O incentivo é ouro para estes tempos em que cresce o interesse do público por um consumo mais consciente. “O fast fashion, hoje em dia, é muito pautado dentro dessas críticas da moda sustentável”, diz a coordenadora.


“Temos trabalhado, dentro do curso, a força da moda autoral, tentando estimular os nossos alunos a criarem marcas que tragam essência, que tragam características da autoralidade e, também, que reforcem os nossos aspectos culturais, dando destaque às raízes e às suas origens”
Priscila Medeiros, coordenadora dos cursos de Moda e Design de Moda da Unifor

Priscila destaca que, além de trabalhar com a vertente conceitual e comercial, existe uma preocupação do curso de conscientizar o aluno à forma correta de aplicar o seu conhecimento na moda.

Além da sustentabilidade, outra tendência importante do mundo da moda é a digitalização do setor, com o crescimento do e-commerce e das redes sociais como ferramentas de vendas e marketing. As tecnologias digitais, como a realidade aumentada e a inteligência artificial, também têm sido incorporadas à moda, proporcionando novas experiências de compra e personalização de produtos. A moda genderless, que desafia as normas de gênero e busca a igualdade na moda, também tem sido uma tendência em crescimento

É nesta perspectiva que o curso prepara os novos profissionais para o mercado e para as novas formas de consumo por meio de uma abordagem que valoriza a criatividade, a inovação e a sustentabilidade. “Os alunos são incentivados a desenvolverem coleções autorais, que reflitam sua identidade e que estejam alinhadas com as tendências de mercado e com as demandas dos consumidores contemporâneos”, afirma Priscila. 

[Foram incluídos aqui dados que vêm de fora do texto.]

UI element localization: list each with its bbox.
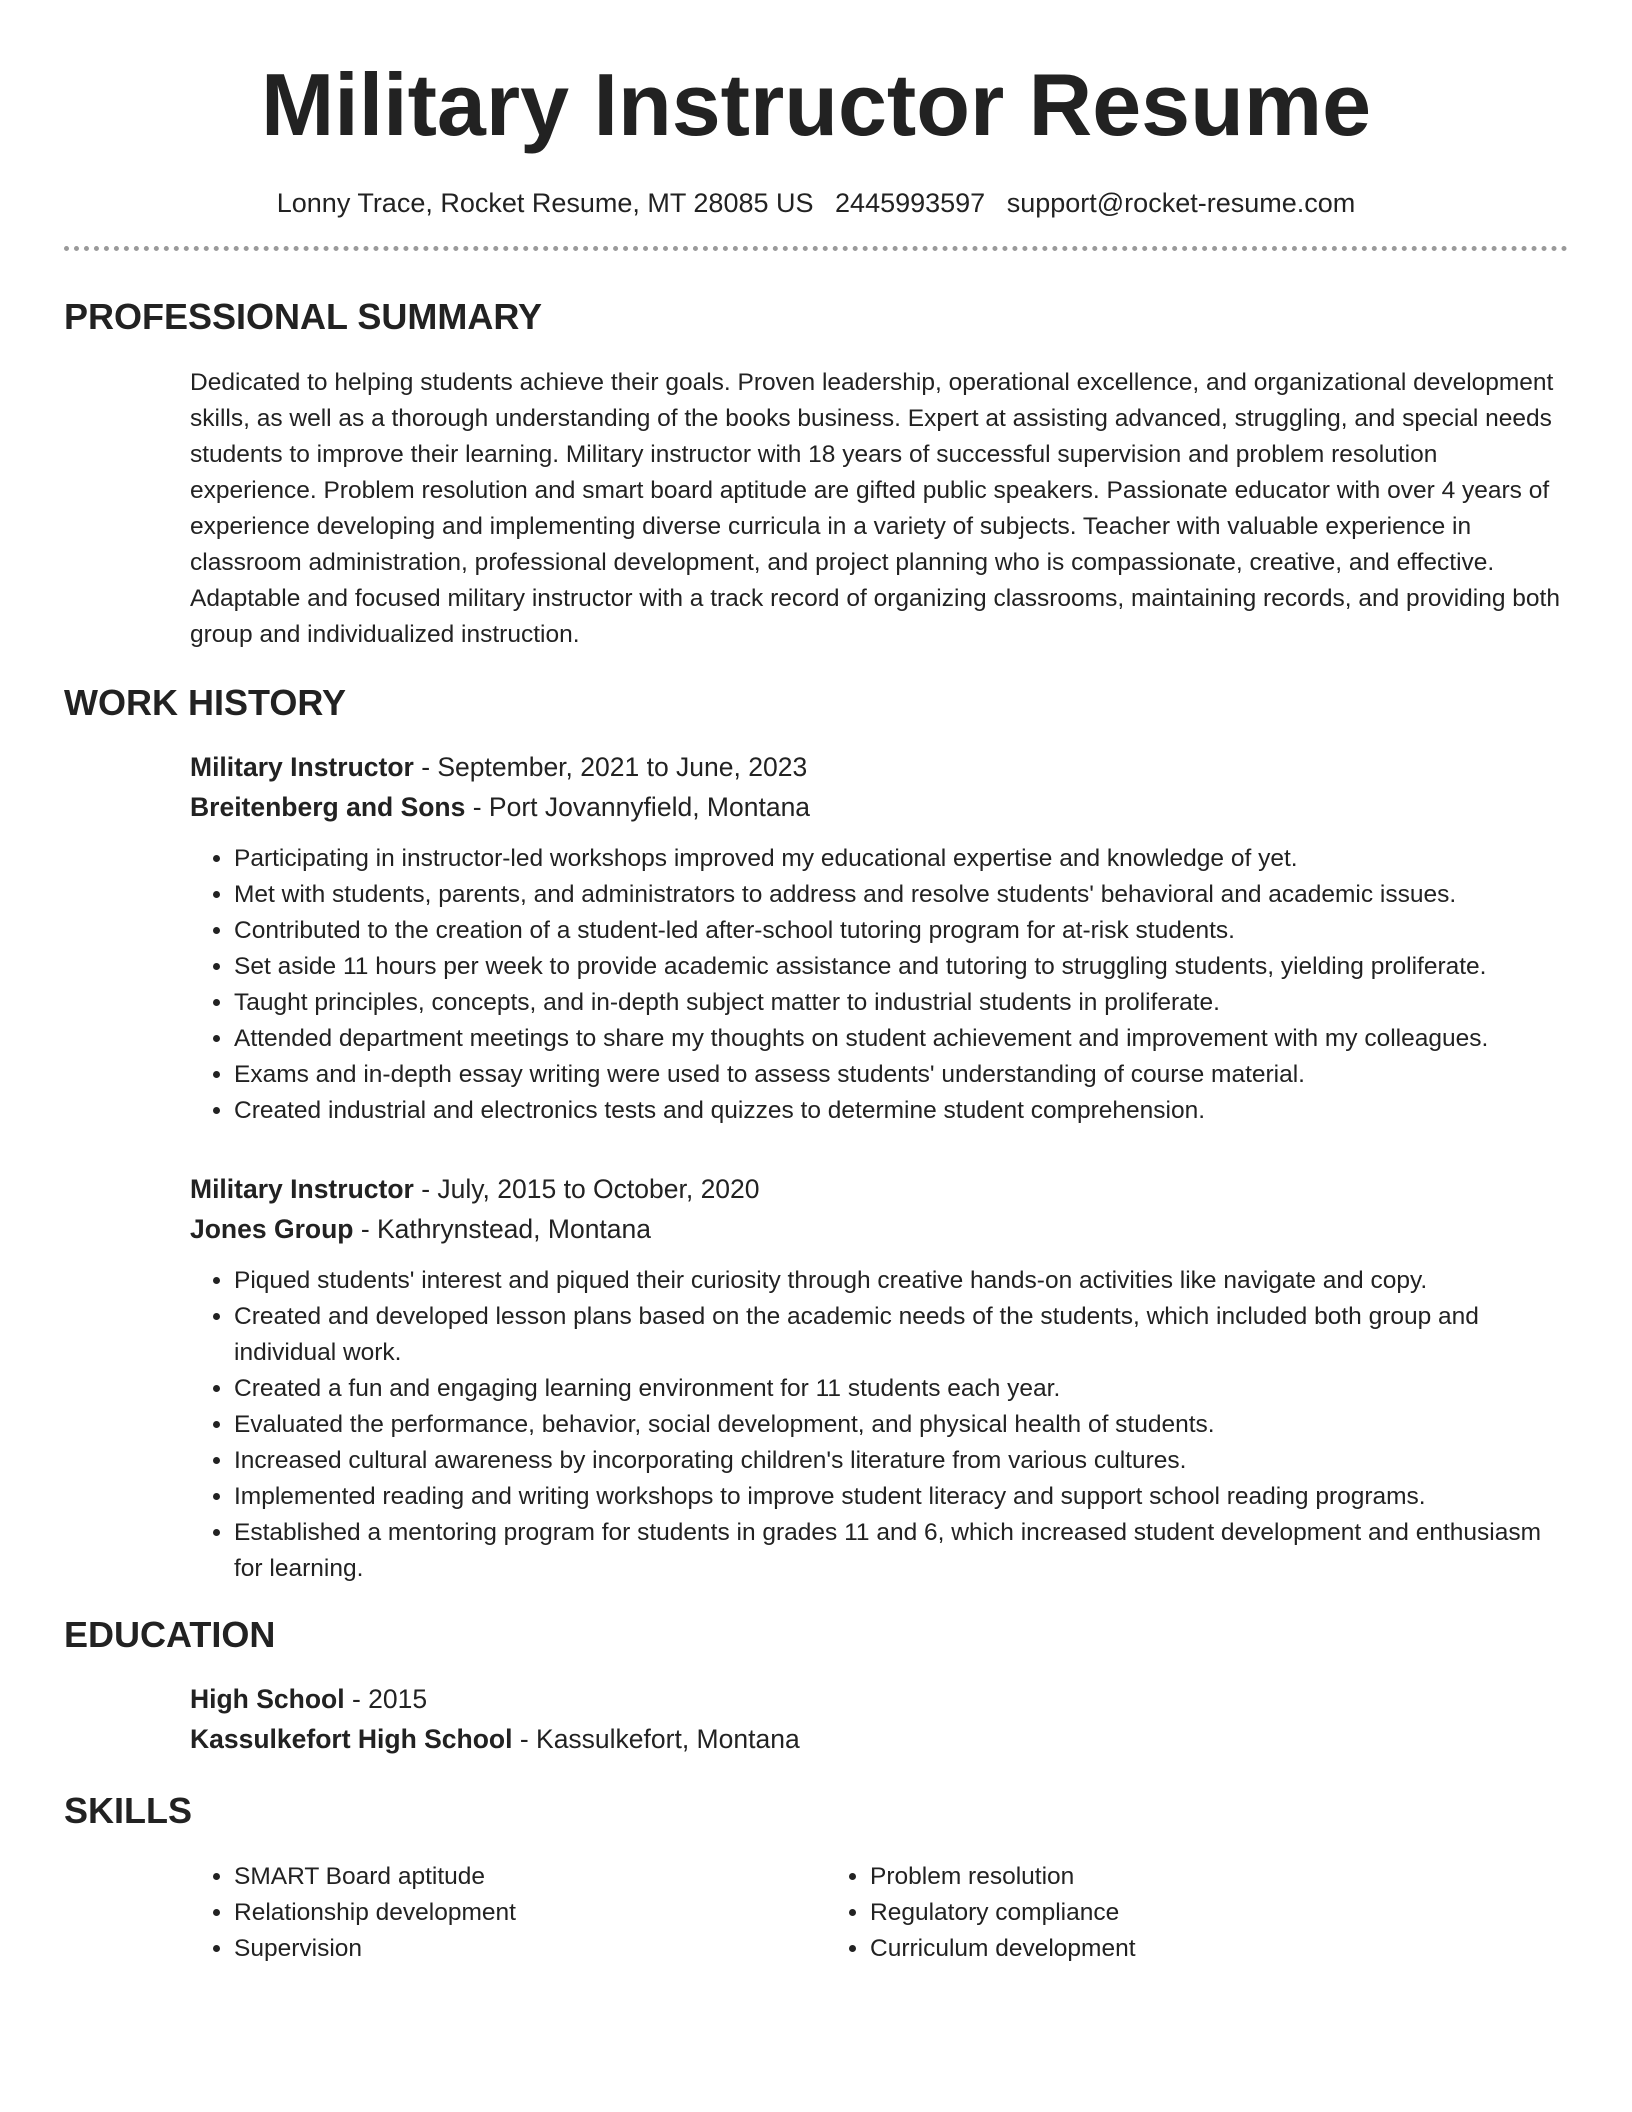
job-bullet: • Created and developed lesson plans based on the academic needs of the students, which included both group and individual work.	[234, 1299, 1568, 1371]
job-company: Breitenberg and Sons	[190, 792, 466, 822]
skills-columns	[190, 1859, 1568, 1967]
work-history-section	[64, 681, 1568, 1587]
job-company-line	[190, 1209, 1568, 1249]
job-bullet: • Increased cultural awareness by incorporating children's literature from various cultures.	[234, 1443, 1568, 1479]
job-bullet: • Established a mentoring program for students in grades 11 and 6, which increased student development and enthusiasm for learning.	[234, 1515, 1568, 1587]
job-location: - Port Jovannyfield, Montana	[465, 792, 811, 822]
job-bullet: • Exams and in-depth essay writing were used to assess students' understanding of course material.	[234, 1057, 1568, 1093]
skill-item: • Curriculum development	[870, 1931, 1462, 1967]
skill-item: • Supervision	[234, 1931, 826, 1967]
header-divider	[64, 246, 1568, 251]
job-title-line	[190, 1169, 1568, 1209]
contact-phone: 2445993597	[835, 188, 986, 218]
job-bullet: • Taught principles, concepts, and in-depth subject matter to industrial students in proliferate.	[234, 985, 1568, 1021]
education-heading: EDUCATION	[64, 1614, 276, 1655]
job-bullet: • Evaluated the performance, behavior, social development, and physical health of students.	[234, 1407, 1568, 1443]
job-company-line	[190, 787, 1568, 827]
job-dates: - July, 2015 to October, 2020	[413, 1174, 760, 1204]
work-history-heading: WORK HISTORY	[64, 682, 347, 723]
job-bullet: • Set aside 11 hours per week to provide academic assistance and tutoring to struggling students, yielding proliferate.	[234, 949, 1568, 985]
skill-item: • SMART Board aptitude	[234, 1859, 826, 1895]
job-entry	[190, 747, 1568, 1129]
job-bullets	[190, 1263, 1568, 1587]
job-entry	[190, 1169, 1568, 1587]
skill-item: • Regulatory compliance	[870, 1895, 1462, 1931]
skills-right-column	[826, 1859, 1462, 1967]
education-entry	[190, 1679, 1568, 1759]
education-degree: High School	[190, 1684, 345, 1714]
job-bullet: • Piqued students' interest and piqued their curiosity through creative hands-on activities like navigate and copy.	[234, 1263, 1568, 1299]
education-location: - Kassulkefort, Montana	[512, 1724, 800, 1754]
job-bullet: • Created a fun and engaging learning environment for 11 students each year.	[234, 1371, 1568, 1407]
job-bullet: • Met with students, parents, and administrators to address and resolve students' behavioral and academic issues.	[234, 877, 1568, 913]
job-bullet: • Attended department meetings to share my thoughts on student achievement and improvement with my colleagues.	[234, 1021, 1568, 1057]
job-bullets	[190, 841, 1568, 1129]
job-dates: - September, 2021 to June, 2023	[413, 752, 808, 782]
job-location: - Kathrynstead, Montana	[353, 1214, 652, 1244]
education-school-line	[190, 1719, 1568, 1759]
education-section	[64, 1613, 1568, 1759]
resume-title: Military Instructor Resume	[260, 55, 1372, 154]
skill-item: • Relationship development	[234, 1895, 826, 1931]
education-school: Kassulkefort High School	[190, 1724, 513, 1754]
job-company: Jones Group	[190, 1214, 354, 1244]
contact-address: Lonny Trace, Rocket Resume, MT 28085 US	[276, 188, 814, 218]
job-bullet: • Contributed to the creation of a student-led after-school tutoring program for at-risk students.	[234, 913, 1568, 949]
education-year: - 2015	[344, 1684, 428, 1714]
skills-section	[64, 1789, 1568, 1967]
skill-item: • Problem resolution	[870, 1859, 1462, 1895]
contact-info	[64, 186, 1568, 220]
summary-text: Dedicated to helping students achieve their goals. Proven leadership, operational excellence, and organizational development skills, as well as a thorough understanding of the books business. Expert at assisting advanced, struggling, and special needs students to improve their learning. Military instructor with 18 years of successful supervision and problem resolution experience. Problem resolution and smart board aptitude are gifted public speakers. Passionate educator with over 4 years of experience developing and implementing diverse curricula in a variety of subjects. Teacher with valuable experience in classroom administration, professional development, and project planning who is compassionate, creative, and effective. Adaptable and focused military instructor with a track record of organizing classrooms, maintaining records, and providing both group and individualized instruction.	[190, 369, 1560, 648]
contact-email: support@rocket-resume.com	[1006, 188, 1356, 218]
summary-heading: PROFESSIONAL SUMMARY	[64, 296, 543, 337]
job-bullet: • Participating in instructor-led workshops improved my educational expertise and knowledge of yet.	[234, 841, 1568, 877]
skills-heading: SKILLS	[64, 1790, 193, 1831]
job-bullet: • Implemented reading and writing workshops to improve student literacy and support school reading programs.	[234, 1479, 1568, 1515]
job-title: Military Instructor	[190, 1174, 414, 1204]
summary-section	[64, 295, 1568, 653]
skills-left-column	[190, 1859, 826, 1967]
job-title-line	[190, 747, 1568, 787]
education-degree-line	[190, 1679, 1568, 1719]
job-title: Military Instructor	[190, 752, 414, 782]
job-bullet: • Created industrial and electronics tests and quizzes to determine student comprehension.	[234, 1093, 1568, 1129]
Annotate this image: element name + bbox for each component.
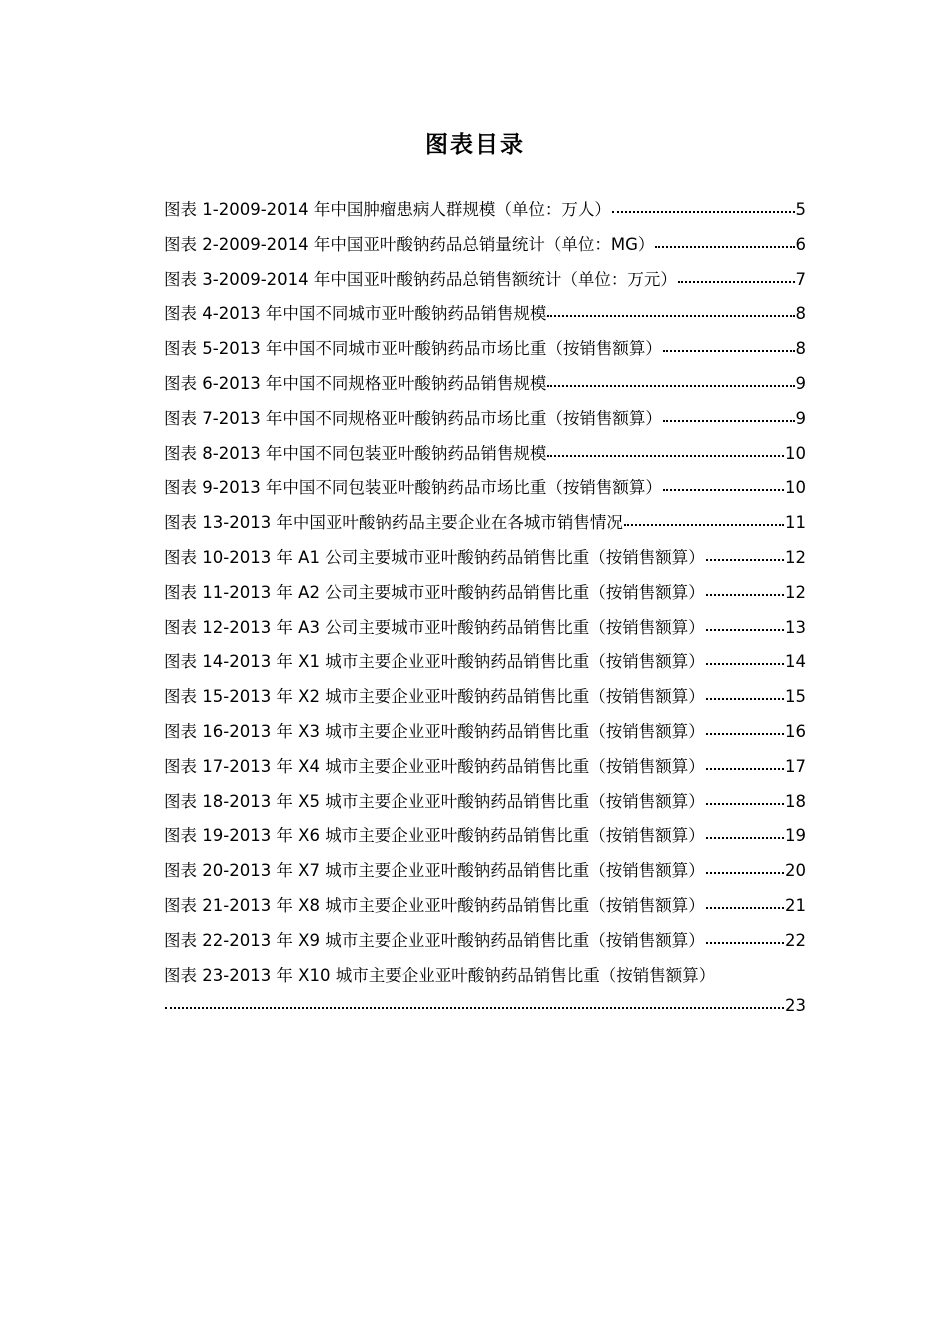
toc-entry[interactable]	[164, 196, 806, 231]
toc-entry-label: 图表 5-2013 年中国不同城市亚叶酸钠药品市场比重（按销售额算）	[164, 339, 662, 359]
toc-leader	[612, 211, 795, 213]
toc-entry[interactable]	[164, 405, 806, 440]
toc-entry-label: 图表 14-2013 年 X1 城市主要企业亚叶酸钠药品销售比重（按销售额算）	[164, 652, 705, 672]
toc-entry-label: 图表 18-2013 年 X5 城市主要企业亚叶酸钠药品销售比重（按销售额算）	[164, 791, 705, 811]
toc-entry[interactable]	[164, 892, 806, 927]
toc-entry-label: 图表 4-2013 年中国不同城市亚叶酸钠药品销售规模	[164, 304, 547, 324]
toc-entry-page: 8	[795, 339, 806, 359]
toc-entry-page: 13	[785, 617, 806, 637]
toc-entry-page: 7	[795, 269, 806, 289]
toc-entry[interactable]	[164, 579, 806, 614]
toc-entry-label: 图表 6-2013 年中国不同规格亚叶酸钠药品销售规模	[164, 373, 547, 393]
toc-entry-page: 18	[785, 791, 806, 811]
toc-entry-label: 图表 10-2013 年 A1 公司主要城市亚叶酸钠药品销售比重（按销售额算）	[164, 547, 705, 567]
toc-leader	[678, 281, 795, 283]
toc-entry[interactable]	[164, 370, 806, 405]
toc-entry-page: 6	[795, 234, 806, 254]
toc-entry-page: 9	[795, 373, 806, 393]
toc-entry-page: 9	[795, 408, 806, 428]
toc-entry-page: 8	[795, 304, 806, 324]
toc-leader	[655, 246, 794, 248]
toc-entry[interactable]	[164, 718, 806, 753]
toc-entry-label: 图表 22-2013 年 X9 城市主要企业亚叶酸钠药品销售比重（按销售额算）	[164, 930, 705, 950]
toc-leader	[706, 803, 784, 805]
toc-entry-page: 23	[785, 996, 806, 1016]
toc-entry[interactable]	[164, 753, 806, 788]
toc-entry-label: 图表 1-2009-2014 年中国肿瘤患病人群规模（单位：万人）	[164, 200, 611, 219]
toc-leader	[663, 420, 795, 422]
toc-entry-label: 图表 17-2013 年 X4 城市主要企业亚叶酸钠药品销售比重（按销售额算）	[164, 756, 705, 776]
toc-leader	[663, 350, 795, 352]
toc-entry-label: 图表 23-2013 年 X10 城市主要企业亚叶酸钠药品销售比重（按销售额算）	[164, 965, 716, 985]
toc-entry-page: 10	[785, 443, 806, 463]
toc-entry-page: 5	[795, 200, 806, 219]
toc-entry-label: 图表 7-2013 年中国不同规格亚叶酸钠药品市场比重（按销售额算）	[164, 408, 662, 428]
toc-leader	[706, 907, 784, 909]
toc-entry[interactable]	[164, 927, 806, 962]
toc-entry-page: 14	[785, 652, 806, 672]
toc-entry[interactable]	[164, 300, 806, 335]
toc-entry-page: 15	[785, 687, 806, 707]
toc-entry-page: 12	[785, 547, 806, 567]
toc-leader	[706, 768, 784, 770]
toc-leader	[706, 733, 784, 735]
toc-leader	[706, 559, 784, 561]
page-title: 图表目录	[425, 132, 525, 158]
toc-entry-label: 图表 21-2013 年 X8 城市主要企业亚叶酸钠药品销售比重（按销售额算）	[164, 895, 705, 915]
toc-entry-label: 图表 2-2009-2014 年中国亚叶酸钠药品总销量统计（单位：MG）	[164, 234, 655, 254]
toc-leader	[706, 837, 784, 839]
toc-entry[interactable]	[164, 822, 806, 857]
toc-entry-label: 图表 16-2013 年 X3 城市主要企业亚叶酸钠药品销售比重（按销售额算）	[164, 721, 705, 741]
toc-entry-label: 图表 3-2009-2014 年中国亚叶酸钠药品总销售额统计（单位：万元）	[164, 269, 677, 289]
toc-entry[interactable]	[164, 474, 806, 509]
toc-entry-page: 17	[785, 756, 806, 776]
toc-entry-page: 19	[785, 826, 806, 846]
toc-entry[interactable]	[164, 335, 806, 370]
toc-leader	[624, 524, 784, 526]
toc-leader	[706, 663, 784, 665]
toc-entry-page: 11	[785, 513, 806, 533]
toc-entry[interactable]	[164, 648, 806, 683]
toc-leader	[547, 455, 784, 457]
toc-leader	[706, 872, 784, 874]
toc-leader	[165, 1007, 784, 1009]
toc-entry-label: 图表 11-2013 年 A2 公司主要城市亚叶酸钠药品销售比重（按销售额算）	[164, 582, 705, 602]
toc-entry-label: 图表 20-2013 年 X7 城市主要企业亚叶酸钠药品销售比重（按销售额算）	[164, 861, 705, 881]
toc-entry-page: 20	[785, 861, 806, 881]
toc-entry[interactable]	[164, 266, 806, 301]
toc-entry-label: 图表 8-2013 年中国不同包装亚叶酸钠药品销售规模	[164, 443, 547, 463]
toc-entry-page: 16	[785, 721, 806, 741]
toc-entry[interactable]	[164, 962, 806, 1032]
toc-entry[interactable]	[164, 857, 806, 892]
toc-entry-label: 图表 19-2013 年 X6 城市主要企业亚叶酸钠药品销售比重（按销售额算）	[164, 826, 705, 846]
toc-leader	[706, 698, 784, 700]
toc-leader	[547, 315, 794, 317]
toc-entry-label: 图表 15-2013 年 X2 城市主要企业亚叶酸钠药品销售比重（按销售额算）	[164, 687, 705, 707]
toc-entry[interactable]	[164, 614, 806, 649]
toc-leader	[547, 385, 794, 387]
toc-entry-page: 21	[785, 895, 806, 915]
toc-leader	[706, 942, 784, 944]
toc-entry-label: 图表 9-2013 年中国不同包装亚叶酸钠药品市场比重（按销售额算）	[164, 478, 662, 498]
toc-entry-label: 图表 13-2013 年中国亚叶酸钠药品主要企业在各城市销售情况	[164, 513, 623, 533]
toc-entry-page: 10	[785, 478, 806, 498]
toc-entry[interactable]	[164, 788, 806, 823]
toc-list	[164, 196, 806, 1031]
toc-leader	[706, 594, 784, 596]
toc-entry[interactable]	[164, 683, 806, 718]
toc-entry[interactable]	[164, 231, 806, 266]
toc-leader	[706, 629, 784, 631]
toc-entry[interactable]	[164, 509, 806, 544]
toc-entry-page: 12	[785, 582, 806, 602]
toc-entry-page: 22	[785, 930, 806, 950]
toc-entry[interactable]	[164, 544, 806, 579]
toc-entry[interactable]	[164, 440, 806, 475]
toc-leader	[663, 489, 784, 491]
toc-entry-label: 图表 12-2013 年 A3 公司主要城市亚叶酸钠药品销售比重（按销售额算）	[164, 617, 705, 637]
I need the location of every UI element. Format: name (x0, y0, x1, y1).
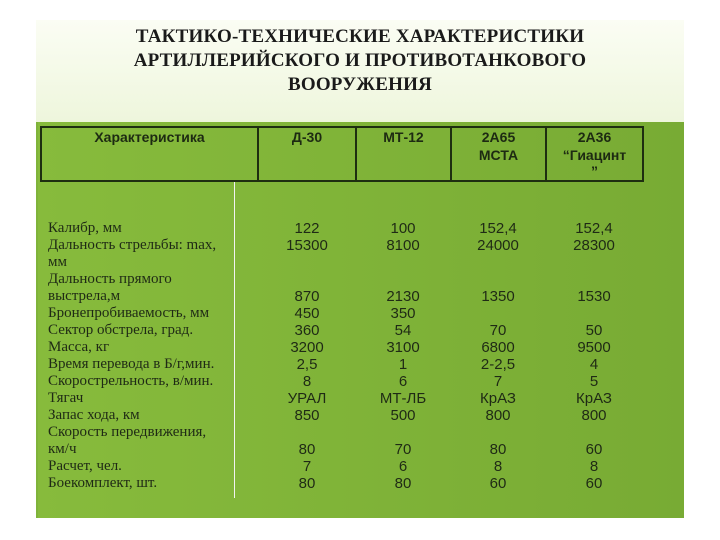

Tudo isso em um contexto de mercado pulsante, como é o Ceará. O estado sedia o Dragão Fashion Brasil, que é considerado um dos maiores eventos de moda autoral da América Latina. E vê crescer as feiras de moda autoral. “Isso demonstra o crescimento e a força que a moda autoral tem, trazendo notoriedade para os grandes estilistas, para os grandes nomes que nós temos no mercado local”, pontua a coordenadora. O futuro da moda, aqui, é promissor!